Utilizing a form I could only describe as informational, some poems tending to look like captions or articles without illustration others frantic across pages searching, Fortin explores the idea of “states” as things we inhabit and things we are and aren’t. Her language does not waste any time, as her phrases tend to be punchy however not without twists. She tends to fasten herself to statements and conclusions that are “pointed” while also being aware of what is “omitted.” Take for example this excerpt from “There are ten suns”:
The moon should arrive all
at once, allegiance to tablature
some fastidious person bothered
to diagram. What evening force
there’s no saying. It could be
the score of a green fireball
tearing open the sky. Chaos
& crowding are certain.
Fortin admits herself to an unknown space without hesitance, however she also makes claims and maintains a tone that is rather instructional sometimes reading like a dictionary entry. This does not compromise the emotion in her work. On the contrary, when reading Fortin I feel as though she has painted me a different person and now narrates my life, relaying as the architect a new world with ten suns, a guide titled Get Help In Over 50 Languages, a live chat with my meteorologists about venues, and moments where I cry in my car alone. These details, although many and short, breathe life into a rolling narrative about self and behaviors intimate and social.
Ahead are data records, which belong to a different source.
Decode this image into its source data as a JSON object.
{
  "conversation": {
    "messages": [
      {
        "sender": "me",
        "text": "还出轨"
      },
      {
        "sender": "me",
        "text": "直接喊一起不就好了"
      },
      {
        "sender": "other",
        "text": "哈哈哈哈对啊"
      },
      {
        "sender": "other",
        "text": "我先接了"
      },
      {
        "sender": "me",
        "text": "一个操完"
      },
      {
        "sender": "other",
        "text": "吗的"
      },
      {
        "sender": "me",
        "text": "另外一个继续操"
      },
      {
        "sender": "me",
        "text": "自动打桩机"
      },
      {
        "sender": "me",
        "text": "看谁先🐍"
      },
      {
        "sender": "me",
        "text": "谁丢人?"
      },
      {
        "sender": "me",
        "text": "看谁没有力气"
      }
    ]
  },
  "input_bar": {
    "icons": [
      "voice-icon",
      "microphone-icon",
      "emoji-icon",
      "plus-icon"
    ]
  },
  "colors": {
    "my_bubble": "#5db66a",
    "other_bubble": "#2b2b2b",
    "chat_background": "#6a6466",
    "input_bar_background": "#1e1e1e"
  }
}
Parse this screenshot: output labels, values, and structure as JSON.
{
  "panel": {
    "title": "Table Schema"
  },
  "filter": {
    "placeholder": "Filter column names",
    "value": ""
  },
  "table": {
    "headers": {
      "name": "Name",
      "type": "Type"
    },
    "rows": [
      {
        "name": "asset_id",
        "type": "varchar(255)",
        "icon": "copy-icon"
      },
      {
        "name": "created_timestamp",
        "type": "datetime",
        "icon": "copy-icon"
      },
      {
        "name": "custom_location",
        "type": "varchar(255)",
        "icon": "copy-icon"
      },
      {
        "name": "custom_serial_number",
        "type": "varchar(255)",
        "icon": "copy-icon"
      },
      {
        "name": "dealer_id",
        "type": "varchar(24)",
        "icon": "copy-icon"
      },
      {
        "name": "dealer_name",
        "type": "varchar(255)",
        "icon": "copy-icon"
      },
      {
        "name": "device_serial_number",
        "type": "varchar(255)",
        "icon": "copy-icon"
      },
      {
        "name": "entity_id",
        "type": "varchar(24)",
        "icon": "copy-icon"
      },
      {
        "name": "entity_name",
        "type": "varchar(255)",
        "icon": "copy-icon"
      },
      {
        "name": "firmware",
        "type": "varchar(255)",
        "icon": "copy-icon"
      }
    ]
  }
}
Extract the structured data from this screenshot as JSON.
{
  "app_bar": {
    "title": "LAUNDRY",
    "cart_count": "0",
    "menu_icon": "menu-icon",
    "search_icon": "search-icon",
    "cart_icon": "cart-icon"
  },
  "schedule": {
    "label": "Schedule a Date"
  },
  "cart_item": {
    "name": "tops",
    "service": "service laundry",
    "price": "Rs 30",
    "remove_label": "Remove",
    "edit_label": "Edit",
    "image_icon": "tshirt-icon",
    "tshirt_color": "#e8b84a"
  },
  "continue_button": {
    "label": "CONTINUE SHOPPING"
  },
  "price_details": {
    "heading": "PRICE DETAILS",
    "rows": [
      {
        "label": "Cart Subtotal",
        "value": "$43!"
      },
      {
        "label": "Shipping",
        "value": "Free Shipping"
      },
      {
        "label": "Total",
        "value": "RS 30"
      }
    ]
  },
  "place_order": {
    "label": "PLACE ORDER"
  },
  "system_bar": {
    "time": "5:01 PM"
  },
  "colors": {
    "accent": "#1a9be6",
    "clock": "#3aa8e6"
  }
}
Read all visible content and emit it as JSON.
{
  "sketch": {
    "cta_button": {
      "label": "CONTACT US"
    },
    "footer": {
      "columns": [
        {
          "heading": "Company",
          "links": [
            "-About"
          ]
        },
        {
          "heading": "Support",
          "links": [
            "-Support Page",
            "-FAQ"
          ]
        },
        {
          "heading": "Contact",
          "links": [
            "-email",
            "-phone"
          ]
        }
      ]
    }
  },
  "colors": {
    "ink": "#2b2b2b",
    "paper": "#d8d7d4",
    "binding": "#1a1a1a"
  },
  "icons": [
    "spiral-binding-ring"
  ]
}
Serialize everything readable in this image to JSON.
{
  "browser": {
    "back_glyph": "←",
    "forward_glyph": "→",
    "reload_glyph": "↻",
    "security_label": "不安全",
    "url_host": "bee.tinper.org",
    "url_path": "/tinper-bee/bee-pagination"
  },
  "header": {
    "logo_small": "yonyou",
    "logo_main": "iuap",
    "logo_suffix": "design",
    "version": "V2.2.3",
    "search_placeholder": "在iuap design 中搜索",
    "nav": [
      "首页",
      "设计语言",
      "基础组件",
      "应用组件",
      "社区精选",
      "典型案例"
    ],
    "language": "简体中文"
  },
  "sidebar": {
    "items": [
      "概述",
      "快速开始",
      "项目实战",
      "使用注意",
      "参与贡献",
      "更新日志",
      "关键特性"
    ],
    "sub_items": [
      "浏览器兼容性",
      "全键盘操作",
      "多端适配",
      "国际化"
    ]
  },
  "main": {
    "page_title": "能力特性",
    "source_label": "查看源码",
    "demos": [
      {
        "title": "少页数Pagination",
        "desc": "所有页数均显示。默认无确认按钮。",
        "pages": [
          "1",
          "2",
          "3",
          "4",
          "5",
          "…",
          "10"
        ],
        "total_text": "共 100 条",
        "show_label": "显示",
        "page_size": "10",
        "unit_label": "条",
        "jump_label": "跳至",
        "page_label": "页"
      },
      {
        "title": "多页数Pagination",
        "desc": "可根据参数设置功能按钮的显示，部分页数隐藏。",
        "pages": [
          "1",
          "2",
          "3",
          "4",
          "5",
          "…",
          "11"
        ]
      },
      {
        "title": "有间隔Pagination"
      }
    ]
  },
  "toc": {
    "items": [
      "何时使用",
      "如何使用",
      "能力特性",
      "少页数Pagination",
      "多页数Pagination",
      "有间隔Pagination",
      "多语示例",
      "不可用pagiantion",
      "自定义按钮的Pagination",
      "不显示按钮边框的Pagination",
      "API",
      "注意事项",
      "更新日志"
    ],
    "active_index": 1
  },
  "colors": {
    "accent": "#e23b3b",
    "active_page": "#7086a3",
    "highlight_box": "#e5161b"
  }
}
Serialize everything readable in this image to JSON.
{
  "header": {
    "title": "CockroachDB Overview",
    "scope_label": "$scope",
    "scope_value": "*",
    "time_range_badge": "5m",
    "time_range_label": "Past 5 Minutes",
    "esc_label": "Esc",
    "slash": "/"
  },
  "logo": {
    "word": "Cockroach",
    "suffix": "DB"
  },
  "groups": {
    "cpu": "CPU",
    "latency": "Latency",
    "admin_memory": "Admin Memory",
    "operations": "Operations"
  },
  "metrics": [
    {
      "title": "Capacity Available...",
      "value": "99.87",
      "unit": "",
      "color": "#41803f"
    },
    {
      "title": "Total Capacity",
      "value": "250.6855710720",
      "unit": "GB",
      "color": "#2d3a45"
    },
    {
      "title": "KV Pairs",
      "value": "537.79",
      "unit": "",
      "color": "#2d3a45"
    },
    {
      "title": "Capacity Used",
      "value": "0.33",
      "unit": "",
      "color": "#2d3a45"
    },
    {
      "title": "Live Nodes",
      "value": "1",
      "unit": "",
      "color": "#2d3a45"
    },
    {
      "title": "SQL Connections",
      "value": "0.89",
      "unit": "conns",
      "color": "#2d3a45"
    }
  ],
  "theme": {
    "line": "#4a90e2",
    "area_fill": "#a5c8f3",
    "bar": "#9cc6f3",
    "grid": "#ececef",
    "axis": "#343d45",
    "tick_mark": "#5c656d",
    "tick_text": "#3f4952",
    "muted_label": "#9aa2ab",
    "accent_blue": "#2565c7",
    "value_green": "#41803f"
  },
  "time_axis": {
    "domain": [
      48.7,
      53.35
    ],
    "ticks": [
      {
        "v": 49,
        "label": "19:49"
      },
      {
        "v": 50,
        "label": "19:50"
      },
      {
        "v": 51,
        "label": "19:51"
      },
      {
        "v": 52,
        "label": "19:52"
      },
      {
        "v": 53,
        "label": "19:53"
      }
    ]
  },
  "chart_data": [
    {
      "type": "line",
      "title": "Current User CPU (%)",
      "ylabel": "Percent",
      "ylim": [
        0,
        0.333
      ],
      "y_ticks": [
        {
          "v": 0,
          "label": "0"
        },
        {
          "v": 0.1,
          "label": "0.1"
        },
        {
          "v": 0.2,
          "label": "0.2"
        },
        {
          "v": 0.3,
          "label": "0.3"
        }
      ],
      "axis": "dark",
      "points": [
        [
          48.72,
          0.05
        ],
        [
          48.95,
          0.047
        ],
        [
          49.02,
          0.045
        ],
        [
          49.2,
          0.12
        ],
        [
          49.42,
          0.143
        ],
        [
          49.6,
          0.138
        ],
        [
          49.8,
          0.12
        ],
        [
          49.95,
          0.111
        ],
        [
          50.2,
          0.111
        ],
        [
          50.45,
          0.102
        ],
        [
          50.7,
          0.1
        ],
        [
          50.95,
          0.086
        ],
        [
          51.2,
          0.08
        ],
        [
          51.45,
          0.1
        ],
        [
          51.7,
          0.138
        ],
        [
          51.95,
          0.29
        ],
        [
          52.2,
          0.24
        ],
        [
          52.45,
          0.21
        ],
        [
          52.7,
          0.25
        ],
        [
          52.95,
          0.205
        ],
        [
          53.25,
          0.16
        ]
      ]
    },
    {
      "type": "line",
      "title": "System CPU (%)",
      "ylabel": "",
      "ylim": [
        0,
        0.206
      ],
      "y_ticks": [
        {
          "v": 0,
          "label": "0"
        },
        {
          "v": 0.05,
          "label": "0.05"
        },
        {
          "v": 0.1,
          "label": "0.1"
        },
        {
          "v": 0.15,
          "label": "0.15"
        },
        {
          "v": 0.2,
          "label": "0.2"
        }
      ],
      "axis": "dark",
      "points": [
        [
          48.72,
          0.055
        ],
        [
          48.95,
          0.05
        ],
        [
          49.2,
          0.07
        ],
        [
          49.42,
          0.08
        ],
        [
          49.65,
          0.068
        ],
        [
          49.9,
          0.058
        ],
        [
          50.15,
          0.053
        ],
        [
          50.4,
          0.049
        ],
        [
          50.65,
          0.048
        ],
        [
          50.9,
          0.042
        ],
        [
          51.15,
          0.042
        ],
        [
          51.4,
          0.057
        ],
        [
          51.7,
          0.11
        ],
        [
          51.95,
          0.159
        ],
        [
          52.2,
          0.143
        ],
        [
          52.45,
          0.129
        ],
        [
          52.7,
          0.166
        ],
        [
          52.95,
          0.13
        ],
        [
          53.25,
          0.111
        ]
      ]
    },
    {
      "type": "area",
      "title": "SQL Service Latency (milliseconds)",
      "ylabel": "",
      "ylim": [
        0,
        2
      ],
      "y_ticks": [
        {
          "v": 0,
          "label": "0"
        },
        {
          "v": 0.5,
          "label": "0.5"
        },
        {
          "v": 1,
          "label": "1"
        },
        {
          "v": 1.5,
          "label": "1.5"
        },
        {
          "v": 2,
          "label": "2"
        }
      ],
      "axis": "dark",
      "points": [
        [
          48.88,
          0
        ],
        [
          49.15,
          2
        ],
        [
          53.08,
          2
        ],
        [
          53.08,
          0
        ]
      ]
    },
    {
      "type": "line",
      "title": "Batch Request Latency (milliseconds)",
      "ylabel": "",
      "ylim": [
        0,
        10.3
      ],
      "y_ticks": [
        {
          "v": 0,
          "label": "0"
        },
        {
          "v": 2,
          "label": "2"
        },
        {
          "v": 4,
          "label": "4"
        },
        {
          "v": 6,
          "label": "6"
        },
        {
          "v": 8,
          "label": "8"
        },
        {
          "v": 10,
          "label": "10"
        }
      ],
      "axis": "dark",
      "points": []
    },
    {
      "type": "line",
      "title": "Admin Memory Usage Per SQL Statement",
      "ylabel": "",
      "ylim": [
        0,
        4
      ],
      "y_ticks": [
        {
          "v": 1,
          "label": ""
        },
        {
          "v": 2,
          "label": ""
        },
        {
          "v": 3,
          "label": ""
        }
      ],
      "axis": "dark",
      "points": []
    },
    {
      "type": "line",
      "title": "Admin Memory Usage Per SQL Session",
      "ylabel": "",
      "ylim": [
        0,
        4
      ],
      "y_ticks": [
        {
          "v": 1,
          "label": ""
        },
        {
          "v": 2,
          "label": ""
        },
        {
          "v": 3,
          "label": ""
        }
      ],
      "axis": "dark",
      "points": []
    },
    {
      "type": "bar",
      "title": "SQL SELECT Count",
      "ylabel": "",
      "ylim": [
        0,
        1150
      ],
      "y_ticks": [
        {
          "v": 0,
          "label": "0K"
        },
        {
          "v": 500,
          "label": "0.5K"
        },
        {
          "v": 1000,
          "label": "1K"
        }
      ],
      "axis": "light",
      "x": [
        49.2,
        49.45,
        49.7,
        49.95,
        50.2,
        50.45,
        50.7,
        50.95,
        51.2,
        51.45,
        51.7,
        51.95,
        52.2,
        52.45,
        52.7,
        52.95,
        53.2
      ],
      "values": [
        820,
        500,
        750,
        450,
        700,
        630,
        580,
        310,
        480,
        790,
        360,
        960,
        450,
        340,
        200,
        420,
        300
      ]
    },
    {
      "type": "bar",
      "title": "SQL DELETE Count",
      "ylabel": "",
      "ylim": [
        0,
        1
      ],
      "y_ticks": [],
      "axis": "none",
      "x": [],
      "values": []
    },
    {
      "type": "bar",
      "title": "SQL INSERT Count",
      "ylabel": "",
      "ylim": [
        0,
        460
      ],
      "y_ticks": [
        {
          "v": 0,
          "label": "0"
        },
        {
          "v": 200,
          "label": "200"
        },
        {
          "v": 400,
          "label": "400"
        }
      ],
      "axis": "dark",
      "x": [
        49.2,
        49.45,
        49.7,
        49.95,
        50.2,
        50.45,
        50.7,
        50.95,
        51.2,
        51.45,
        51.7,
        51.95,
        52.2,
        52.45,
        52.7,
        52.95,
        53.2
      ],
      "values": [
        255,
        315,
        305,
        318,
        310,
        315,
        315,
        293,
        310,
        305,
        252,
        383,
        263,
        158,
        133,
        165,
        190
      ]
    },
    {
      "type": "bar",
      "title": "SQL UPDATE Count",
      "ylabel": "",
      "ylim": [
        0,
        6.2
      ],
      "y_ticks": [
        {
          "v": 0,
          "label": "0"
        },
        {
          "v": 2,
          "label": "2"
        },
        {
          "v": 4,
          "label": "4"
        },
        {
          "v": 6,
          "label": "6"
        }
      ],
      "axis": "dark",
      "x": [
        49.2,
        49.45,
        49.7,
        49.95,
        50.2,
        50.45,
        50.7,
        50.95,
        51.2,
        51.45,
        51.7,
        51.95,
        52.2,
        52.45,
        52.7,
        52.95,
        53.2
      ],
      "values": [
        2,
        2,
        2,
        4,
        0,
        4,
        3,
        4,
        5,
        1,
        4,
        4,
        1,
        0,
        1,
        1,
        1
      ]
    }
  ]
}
When I bought this book I was told that she had written this on the subway over the course of a tumultuous relationship. She very well may have, however her book also spans the universal, the experience of inexperience and learning to build “a new body.” Using her own words, she definitely does “snow a giant detail.”
In speaking about Fortin’s “We Lack in Equipment & Control” I cannot forget the snow how it is “my problem” and it is untamed. I find myself reiterating again and again; I am so “green” and “we are definitely february,” so where are the “trained specialists?”